By M.S. Herskin, P. Di Giminiani, K. Thodberg, 2016. Research in Veterinary Science 108: 60–67.
- Lidocain reduced signs of procedural pain during tail docking in piglets but did not affect behaviour during 5 h after the procedure.
- Meloxicam had only very marginal effects on behaviour of the piglets during and up to 5 h after tail docking.
- Tail docking led to behavioural changes throughout the 5 h observation period.
- Tail docking length affected procedural and post-procedural behaviour of the piglets.

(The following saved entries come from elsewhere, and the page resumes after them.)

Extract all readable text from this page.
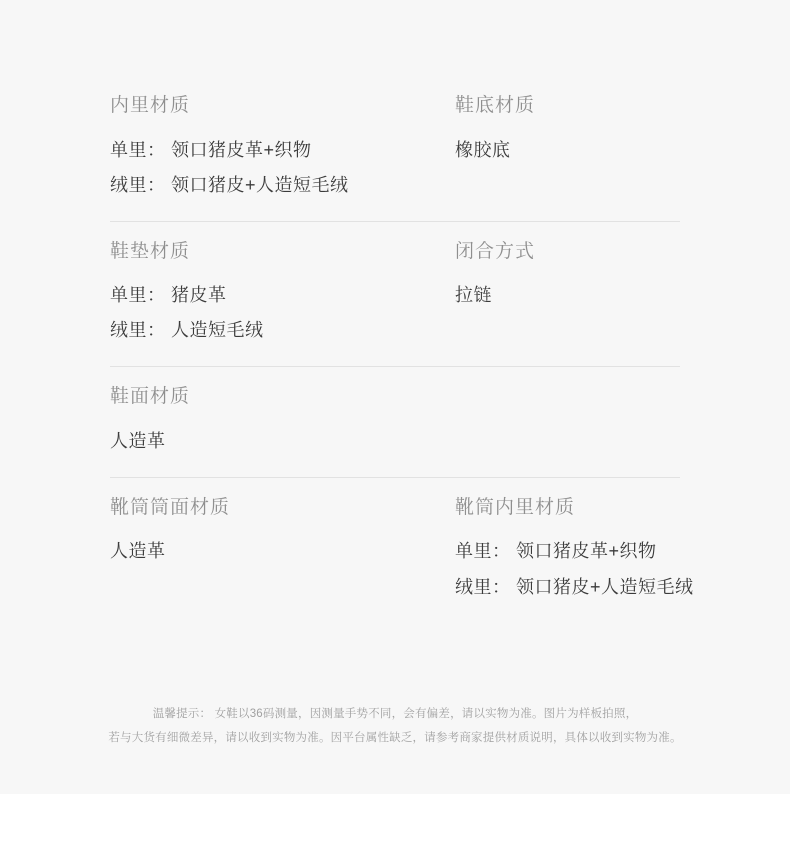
内里材质
单里： 领口猪皮革+织物
绒里： 领口猪皮+人造短毛绒
鞋底材质
橡胶底
鞋垫材质
单里： 猪皮革
绒里： 人造短毛绒
闭合方式
拉链
鞋面材质
人造革
靴筒筒面材质
人造革
靴筒内里材质
单里： 领口猪皮革+织物
绒里： 领口猪皮+人造短毛绒
温馨提示： 女鞋以36码测量，因测量手势不同，会有偏差，请以实物为准。图片为样板拍照，
若与大货有细微差异，请以收到实物为准。因平台属性缺乏，请参考商家提供材质说明，具体以收到实物为准。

In many countries, piglets are tail docked to prevent tail biting. The aim of this study was 1) to evaluate the efficacy of a local anaesthetic and/or NSAID to reduce pain caused by tail docking; and 2) to examine interactions with docking length. This was examined in 295 piglets docked by hot iron cautery 2–4 days after birth and based on behaviour during docking as well as the following 5 h. The study involved three main factors: local anaesthetic (Lidocain), NSAID (Meloxicam) and docking length. Either 100%, 75%, 50% or 25% of the tails were left on the body of the piglets. Irrespective of the tail length, tail docking led to signs of procedural pain, which could be reduced by administration of Lidocain. Preemptive use of Meloxicam did not affect the signs of procedural pain. The results show that tail docking led to behavioural changes throughout the 5 h observation period indicating that effects of this management routine are more persistent than earlier suggested, and suggesting that docking length may influence the post-surgical behaviour of piglets. By use of the present sites of injection and dosages, neither local anaesthetic nor NSAID had marked effects on post-surgical behavioural changes induced by tail docking. Hence, if tail docking is to be performed, more research is needed in order to develop practical methods for on-farm piglet pain relief.